I wash both myself and my dishes with a Japanese nylon scrub cloth that I get locally. It is NOT the candy-ass nylon scrub cloth ripoffs you can get at 99 Cent stores and the like, or pretty much any of the nylon scrub cloth things you see at the drug store. The vast majority of those products are too soft, lame and useless. No, what you have to get is the real deal made in Japan type - it has a genuinely “scrubby” surface that’s fantastic for your skin AND your dishes. And the really great thing is that they are incredibly durable and they dry very easily, they do not hold cooties iike washcloths and sponges, both of which gross me out. You can also do what I do for the kitchen and soak them in Clorox. ( About once a week or every other week I soak my kitchen brushes and clothes in Clorox, and swab down all my counters and dishrack and everything. I also do this whenever I work with raw chicken, I recently had a very bad experience just briefly touching a little chicken juice then eating something with the same hand half an hour later. It’s made me ultra-paranoid.)
What I generally do is buy one for the kitchen and cut it in half.
Oh, and another great thing is the way they lather! Wow! I don’t know what it is about them, but nothing in the world works up a later like these scrub cloths.
I did a google and got some Ebay links that look like the right thing, but I can’t swear:
“salux” looks very much like what I mean.
And this is new to me, i’m going to try it…seems even better for dishes, it says it’s thicker than the others and “hard” type, for men, doncha know.

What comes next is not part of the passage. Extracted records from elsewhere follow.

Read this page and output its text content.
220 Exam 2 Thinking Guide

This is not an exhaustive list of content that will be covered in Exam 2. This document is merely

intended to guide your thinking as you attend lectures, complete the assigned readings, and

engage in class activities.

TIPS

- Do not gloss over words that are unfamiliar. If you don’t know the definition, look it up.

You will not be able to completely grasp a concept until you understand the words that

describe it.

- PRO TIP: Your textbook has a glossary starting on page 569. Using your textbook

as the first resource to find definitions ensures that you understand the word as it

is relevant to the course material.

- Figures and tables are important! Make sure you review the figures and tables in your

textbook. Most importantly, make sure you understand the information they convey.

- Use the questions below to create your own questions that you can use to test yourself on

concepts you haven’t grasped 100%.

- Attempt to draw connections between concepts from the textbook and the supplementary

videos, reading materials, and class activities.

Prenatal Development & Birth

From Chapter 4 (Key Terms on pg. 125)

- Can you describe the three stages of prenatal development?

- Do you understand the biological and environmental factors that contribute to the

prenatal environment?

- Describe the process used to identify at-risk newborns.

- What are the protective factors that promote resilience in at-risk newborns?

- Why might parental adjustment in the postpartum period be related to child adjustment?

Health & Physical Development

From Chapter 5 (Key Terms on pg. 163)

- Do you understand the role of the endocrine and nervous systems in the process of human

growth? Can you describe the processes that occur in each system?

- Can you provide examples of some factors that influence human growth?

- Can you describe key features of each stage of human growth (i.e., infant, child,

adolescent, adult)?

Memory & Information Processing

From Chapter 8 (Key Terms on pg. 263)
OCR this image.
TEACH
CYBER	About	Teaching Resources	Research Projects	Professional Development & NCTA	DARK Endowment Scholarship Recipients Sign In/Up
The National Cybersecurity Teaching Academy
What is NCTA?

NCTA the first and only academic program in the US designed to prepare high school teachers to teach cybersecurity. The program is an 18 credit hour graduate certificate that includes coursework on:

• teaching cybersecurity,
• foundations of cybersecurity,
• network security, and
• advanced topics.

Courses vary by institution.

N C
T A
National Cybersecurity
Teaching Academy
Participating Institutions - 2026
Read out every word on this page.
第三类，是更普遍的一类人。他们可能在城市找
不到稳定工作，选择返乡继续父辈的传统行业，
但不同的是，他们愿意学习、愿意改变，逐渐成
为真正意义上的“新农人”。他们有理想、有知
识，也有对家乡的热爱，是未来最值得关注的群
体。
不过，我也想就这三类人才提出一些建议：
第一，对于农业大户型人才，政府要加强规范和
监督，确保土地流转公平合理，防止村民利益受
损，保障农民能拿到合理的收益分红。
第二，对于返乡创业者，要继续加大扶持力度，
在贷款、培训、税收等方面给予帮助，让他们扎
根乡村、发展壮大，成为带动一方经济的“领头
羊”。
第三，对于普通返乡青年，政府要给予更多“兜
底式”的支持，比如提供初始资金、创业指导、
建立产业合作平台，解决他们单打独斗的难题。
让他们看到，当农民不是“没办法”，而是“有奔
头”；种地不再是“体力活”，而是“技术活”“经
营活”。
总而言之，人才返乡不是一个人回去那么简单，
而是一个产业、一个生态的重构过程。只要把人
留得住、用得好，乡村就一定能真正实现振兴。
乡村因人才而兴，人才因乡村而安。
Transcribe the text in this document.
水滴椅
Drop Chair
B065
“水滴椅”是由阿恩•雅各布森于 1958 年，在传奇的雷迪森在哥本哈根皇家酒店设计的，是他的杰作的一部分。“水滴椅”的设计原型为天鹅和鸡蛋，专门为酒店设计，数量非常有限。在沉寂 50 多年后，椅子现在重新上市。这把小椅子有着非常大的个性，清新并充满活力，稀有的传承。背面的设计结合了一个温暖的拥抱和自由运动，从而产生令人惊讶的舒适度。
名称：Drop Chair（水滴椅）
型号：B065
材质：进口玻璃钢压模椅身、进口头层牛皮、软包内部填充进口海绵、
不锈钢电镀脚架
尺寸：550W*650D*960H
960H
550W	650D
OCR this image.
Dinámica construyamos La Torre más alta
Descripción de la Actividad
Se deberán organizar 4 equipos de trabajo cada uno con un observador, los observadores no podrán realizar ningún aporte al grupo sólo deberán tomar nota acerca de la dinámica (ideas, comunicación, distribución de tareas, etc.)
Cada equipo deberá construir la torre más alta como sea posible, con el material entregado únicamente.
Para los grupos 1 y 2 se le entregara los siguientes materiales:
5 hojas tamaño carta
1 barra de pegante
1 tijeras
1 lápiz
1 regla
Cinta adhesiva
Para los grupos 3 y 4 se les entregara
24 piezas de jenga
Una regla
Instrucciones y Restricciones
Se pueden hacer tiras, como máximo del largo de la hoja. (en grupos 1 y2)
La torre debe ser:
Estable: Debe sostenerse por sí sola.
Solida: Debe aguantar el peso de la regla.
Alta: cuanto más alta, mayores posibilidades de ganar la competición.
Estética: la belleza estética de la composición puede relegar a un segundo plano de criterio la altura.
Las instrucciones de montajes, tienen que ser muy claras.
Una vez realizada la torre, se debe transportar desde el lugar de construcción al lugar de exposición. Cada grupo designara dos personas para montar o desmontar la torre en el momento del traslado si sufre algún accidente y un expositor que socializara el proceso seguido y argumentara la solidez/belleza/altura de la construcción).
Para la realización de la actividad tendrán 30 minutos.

I can’t say enough good things about these cloths, I urge everyone to try them out for both personal bathing and dishcleaning, you will never go back to sponges and washclothes, I promise you. (And no, I’m not selling them, I just love them and have loved them since my mother found them in Little Tokyo in the 1970’s.)
And remember: the cloths I’m talking about are very noticeably “scratchy” on the surface. If you get something that looks right, but the texture doesn’t seem scratchy, especially wet, you got a bad ripoff product. The ones I mean are almost never seen in regular stores, the only place I’ve bought them is Whole Foods and Little Tokyo.
Oh, and as long as I’m recommending cleaning stuff, the best scrubber that I’ve ever used is another throwback to my childhood: [http://www.acehardwaresuperstore.com/chore-boy-golden-fleece-scouring-cloths-p-5554.html?ref=42"]Chore Boy Golden Fleece](http://www.acehardwaresuperstore.com/chore-boy-golden-fleece-scouring-cloths-p-5554.html?ref=42) scrub cloths. I can’t find them in LA anymore, but I see they are available all over online. Absolutely top drawer, superior to any metal scrubber, green scrubber, brush…and jsut like the Japanese clothes, they are extremely durable.
One last thing about both things: because of their design, they do not “hold” food and grease the way I’ve noticed brushes or other kinds of scrubbing cloths tend to. Like SOS pads? One pot and you are done, you can never get the pad clean! Blech.